Questions for Kissinger Go Unasked

Journalists show 'sensitivity' to war-crime suspect’s feelings

While visiting Paris in May, former Secretary of State Henry Kissinger received a summons to appear at the French Palace of Justice to answer questions about murders and disappearances in Chile in the 1970s. While the story was carried by major European news outlets, it has received relatively little coverage in U.S. media.

The French wanted to ask Kissinger what he knew about Operation Condor, a consortium of Latin American governments that assassinated dissidents in each other’s countries. Evidence that the U.S. government supported Operation Condor has been available for years (Nation, 8/9-16/99; New York Times, 3/6/01).

The French magistrate who summoned Kissinger was particularly interested in what light he might shed on the disappearances of five French nationals who disappeared in Chile during or shortly after the country’s 1973 coup, which Kissinger was instrumental in instigating. But the French courts would learn nothing from Kissinger, who left town the day after being summoned without answering any questions (Agence France Press, 5/29/01; Daily Telegraph, 5/31/01).

After the episode in France, Kissinger did a lengthy, one-on-one interview with PBS‘s Charlie Rose (6/20/01). Kissinger also appeared alone with CNN‘s Wolf Blitzer (6/21/01) and Fox News Channel‘s Paula Zahn (6/13/01). None of the interviews even mentioned the French attempt to question Kissinger about human rights abuses. Nor did any of the journalists bring up the question of whether Kissinger could himself be indicted on war crimes charges for his role in the Vietnam War and other atrocities, as journalist Christopher Hitchens argued in a two-part Harper’s Magazine article (2/01, 3/01).

Was there an agreement that the interviewers would avoid raising issues that might be uncomfortable for Kissinger? Rose was recently accused of making such an agreement with Roger Ailes, the chair of the conservative Fox News Channel. In an interview with the New York Times Magazine (6/24/01), Ailes claimed that he had written assurance from Rose that he would not be asked about “politics” during his May 22 interview. Yvette Vega, the executive producer for the Charlie Rose Show, told FAIR that she was unaware of any such deal with Ailes.

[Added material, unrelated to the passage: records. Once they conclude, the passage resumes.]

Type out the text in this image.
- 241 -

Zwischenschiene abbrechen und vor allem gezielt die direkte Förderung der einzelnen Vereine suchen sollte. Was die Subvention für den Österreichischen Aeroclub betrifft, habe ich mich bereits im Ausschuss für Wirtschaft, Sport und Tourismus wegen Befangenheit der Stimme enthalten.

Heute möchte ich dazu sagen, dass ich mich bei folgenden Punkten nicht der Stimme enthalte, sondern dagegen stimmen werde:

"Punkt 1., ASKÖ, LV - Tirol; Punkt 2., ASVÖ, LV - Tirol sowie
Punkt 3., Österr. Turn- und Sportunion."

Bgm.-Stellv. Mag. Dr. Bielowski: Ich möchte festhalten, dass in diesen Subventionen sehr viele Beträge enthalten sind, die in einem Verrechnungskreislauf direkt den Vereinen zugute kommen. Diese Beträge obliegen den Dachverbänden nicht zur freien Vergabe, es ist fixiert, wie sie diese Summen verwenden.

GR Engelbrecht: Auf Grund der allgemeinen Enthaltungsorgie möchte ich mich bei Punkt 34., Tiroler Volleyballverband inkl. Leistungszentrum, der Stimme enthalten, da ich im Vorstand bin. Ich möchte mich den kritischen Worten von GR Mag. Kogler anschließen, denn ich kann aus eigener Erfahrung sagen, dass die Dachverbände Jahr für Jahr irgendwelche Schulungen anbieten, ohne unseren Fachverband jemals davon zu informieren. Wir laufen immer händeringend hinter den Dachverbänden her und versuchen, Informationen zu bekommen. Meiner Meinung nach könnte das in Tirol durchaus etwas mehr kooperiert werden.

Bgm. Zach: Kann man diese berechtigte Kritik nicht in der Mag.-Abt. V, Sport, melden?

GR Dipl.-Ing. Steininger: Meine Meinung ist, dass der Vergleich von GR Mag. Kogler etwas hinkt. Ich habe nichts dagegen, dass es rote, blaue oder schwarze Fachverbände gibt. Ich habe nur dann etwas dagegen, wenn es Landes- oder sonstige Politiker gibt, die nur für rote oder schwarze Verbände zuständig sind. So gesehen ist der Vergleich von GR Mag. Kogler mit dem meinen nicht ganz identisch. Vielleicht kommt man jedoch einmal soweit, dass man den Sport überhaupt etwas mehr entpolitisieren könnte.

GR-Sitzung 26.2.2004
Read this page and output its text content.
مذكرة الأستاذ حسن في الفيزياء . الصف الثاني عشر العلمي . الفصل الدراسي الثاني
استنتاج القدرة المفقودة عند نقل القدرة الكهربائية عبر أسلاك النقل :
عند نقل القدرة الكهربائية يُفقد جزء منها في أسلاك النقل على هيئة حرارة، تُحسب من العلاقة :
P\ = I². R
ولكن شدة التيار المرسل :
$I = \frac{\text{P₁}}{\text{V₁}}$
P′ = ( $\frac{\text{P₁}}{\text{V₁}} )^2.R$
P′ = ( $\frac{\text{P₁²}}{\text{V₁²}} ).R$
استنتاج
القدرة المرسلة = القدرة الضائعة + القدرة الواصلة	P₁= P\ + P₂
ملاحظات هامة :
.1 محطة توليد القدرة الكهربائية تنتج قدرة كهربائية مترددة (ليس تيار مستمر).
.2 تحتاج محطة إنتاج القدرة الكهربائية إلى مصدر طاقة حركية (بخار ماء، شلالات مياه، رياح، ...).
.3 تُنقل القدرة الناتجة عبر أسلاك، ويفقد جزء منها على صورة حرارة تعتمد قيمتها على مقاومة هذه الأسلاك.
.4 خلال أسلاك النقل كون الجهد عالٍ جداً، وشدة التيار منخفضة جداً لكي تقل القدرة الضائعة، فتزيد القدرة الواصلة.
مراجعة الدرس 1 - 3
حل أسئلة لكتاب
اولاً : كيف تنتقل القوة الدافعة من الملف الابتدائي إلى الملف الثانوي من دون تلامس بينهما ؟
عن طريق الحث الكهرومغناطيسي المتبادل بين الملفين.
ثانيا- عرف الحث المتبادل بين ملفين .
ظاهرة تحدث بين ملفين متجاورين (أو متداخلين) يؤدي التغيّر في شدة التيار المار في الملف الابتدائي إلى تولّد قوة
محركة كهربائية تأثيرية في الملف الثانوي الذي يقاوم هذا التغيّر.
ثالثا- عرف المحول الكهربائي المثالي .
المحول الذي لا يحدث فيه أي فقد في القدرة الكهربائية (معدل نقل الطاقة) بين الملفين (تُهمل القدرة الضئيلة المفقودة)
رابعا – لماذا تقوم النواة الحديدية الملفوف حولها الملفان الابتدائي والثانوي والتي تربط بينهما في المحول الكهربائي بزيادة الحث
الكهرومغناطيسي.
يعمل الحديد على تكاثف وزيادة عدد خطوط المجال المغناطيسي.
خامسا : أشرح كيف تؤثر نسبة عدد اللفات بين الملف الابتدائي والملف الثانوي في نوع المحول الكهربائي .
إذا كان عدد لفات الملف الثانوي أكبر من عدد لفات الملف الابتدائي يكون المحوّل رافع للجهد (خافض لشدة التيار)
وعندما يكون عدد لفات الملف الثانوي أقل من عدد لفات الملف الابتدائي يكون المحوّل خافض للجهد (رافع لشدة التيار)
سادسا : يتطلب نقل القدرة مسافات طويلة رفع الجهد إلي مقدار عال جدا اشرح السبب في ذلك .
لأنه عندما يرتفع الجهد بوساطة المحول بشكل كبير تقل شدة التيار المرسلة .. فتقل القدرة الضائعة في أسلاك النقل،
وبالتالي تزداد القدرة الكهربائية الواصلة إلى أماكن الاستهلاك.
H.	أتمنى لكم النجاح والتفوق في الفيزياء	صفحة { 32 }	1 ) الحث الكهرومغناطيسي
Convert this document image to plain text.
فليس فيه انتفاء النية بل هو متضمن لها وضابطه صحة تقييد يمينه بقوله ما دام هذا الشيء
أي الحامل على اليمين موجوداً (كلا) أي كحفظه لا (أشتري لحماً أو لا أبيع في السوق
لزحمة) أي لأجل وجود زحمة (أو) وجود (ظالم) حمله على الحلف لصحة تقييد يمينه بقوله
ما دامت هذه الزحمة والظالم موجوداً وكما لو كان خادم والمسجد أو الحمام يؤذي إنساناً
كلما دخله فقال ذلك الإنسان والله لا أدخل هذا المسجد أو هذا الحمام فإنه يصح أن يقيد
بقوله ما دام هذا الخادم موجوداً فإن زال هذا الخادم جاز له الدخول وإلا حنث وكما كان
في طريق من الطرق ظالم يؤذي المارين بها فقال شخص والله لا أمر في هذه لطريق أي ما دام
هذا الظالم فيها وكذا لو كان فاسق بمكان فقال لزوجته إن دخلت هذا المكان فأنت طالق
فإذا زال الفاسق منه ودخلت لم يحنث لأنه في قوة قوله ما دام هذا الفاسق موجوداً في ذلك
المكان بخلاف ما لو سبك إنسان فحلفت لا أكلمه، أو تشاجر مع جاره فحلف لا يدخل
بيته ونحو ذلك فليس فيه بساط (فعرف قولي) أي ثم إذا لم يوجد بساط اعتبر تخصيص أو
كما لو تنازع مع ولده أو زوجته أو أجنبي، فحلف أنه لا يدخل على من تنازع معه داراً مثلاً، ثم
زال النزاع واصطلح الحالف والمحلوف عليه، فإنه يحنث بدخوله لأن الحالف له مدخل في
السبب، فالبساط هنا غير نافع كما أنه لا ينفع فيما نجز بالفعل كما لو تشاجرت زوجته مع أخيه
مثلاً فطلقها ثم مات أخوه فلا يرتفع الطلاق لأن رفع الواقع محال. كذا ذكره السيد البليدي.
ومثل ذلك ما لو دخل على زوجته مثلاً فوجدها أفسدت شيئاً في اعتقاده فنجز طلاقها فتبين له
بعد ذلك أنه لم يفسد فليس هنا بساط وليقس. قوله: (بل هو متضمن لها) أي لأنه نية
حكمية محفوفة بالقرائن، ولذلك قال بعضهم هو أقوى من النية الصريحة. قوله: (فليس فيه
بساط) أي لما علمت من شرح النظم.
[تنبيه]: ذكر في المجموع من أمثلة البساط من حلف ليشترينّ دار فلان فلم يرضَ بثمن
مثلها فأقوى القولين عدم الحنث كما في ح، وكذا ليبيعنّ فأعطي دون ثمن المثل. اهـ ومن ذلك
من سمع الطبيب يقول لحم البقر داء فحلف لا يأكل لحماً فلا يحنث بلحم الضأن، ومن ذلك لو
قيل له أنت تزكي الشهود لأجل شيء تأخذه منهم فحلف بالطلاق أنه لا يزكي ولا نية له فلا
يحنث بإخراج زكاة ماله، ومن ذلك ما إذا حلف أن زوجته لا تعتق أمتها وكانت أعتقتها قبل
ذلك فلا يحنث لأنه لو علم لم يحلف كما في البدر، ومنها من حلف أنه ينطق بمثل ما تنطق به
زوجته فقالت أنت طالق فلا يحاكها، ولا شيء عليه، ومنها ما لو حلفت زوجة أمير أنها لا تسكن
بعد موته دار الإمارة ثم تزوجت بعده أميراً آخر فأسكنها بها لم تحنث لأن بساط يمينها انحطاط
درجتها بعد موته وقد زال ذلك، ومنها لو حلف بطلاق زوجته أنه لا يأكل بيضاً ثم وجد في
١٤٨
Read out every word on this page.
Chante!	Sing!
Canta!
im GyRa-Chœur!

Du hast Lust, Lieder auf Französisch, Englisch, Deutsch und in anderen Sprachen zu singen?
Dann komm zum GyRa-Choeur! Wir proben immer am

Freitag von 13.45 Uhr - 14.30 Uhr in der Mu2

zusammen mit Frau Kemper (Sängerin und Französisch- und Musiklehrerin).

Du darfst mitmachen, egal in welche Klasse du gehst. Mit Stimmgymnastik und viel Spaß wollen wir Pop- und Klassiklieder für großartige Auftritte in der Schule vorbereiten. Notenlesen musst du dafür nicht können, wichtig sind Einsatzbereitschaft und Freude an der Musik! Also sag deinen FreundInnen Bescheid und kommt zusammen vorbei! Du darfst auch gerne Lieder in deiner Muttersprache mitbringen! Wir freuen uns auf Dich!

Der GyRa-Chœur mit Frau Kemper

But Kissinger himself seemed to have this kind of agreement with the National Press Club in Washington, DC, where he spoke on June 21. Noting that none of the questions asked of Kissinger, chosen from written questions submitted by the audience, dealt with war crimes or human rights investigations, journalists Russell Mokhiber and Robert Weissman (Focus on the Corporation, 6/22/01) asked Press Club moderator Richard Koonce if there was some sort of arrangement to avoid these topics.

According to Mokhiber and Weissman, Koonce explained that there was a “definite sensitivity” to those kinds of questions, and that Kissinger “was afraid that if we got into a discussion of that, for the vast majority of people that, it would take so much time to explain all of the context, that, you know, he preferred to avoid that.”

FAIR asked members of its email list (6/29/01) to write to Charlie Rose and the National Press Club about their policies on Kissinger. While Rose had not responded as Extra! Update went to press, the Press Club sent activists the following explanation:

This event was a Book Rap to discuss Dr. Kissinger’s new book Does America Need a Foreign Policy?. Questions asked by the moderator were to be about the book. It was not a press conference. If it had been a press conference, the National Press Club would have no problem asking the “tough questions.”

In FAIR’s view, the fact that Kissinger was at a “Book Rap” is irrelevant; if the National Press Club has a policy of restricting questions at book events to subjects of the author’s choosing, it would be setting a poor ethical standard for journalists.

It’s also important to recall what Kissinger’s book is about–namely, American foreign policy, including the issue of war crimes tribunals. Kissinger’s book aims to lay out a blueprint for U.S. foreign policy, and the case in France is a perfect illustration of the potential consequences of following Kissinger’s policy advice. It’s hard to imagine a more appropriate venue to discuss the issue.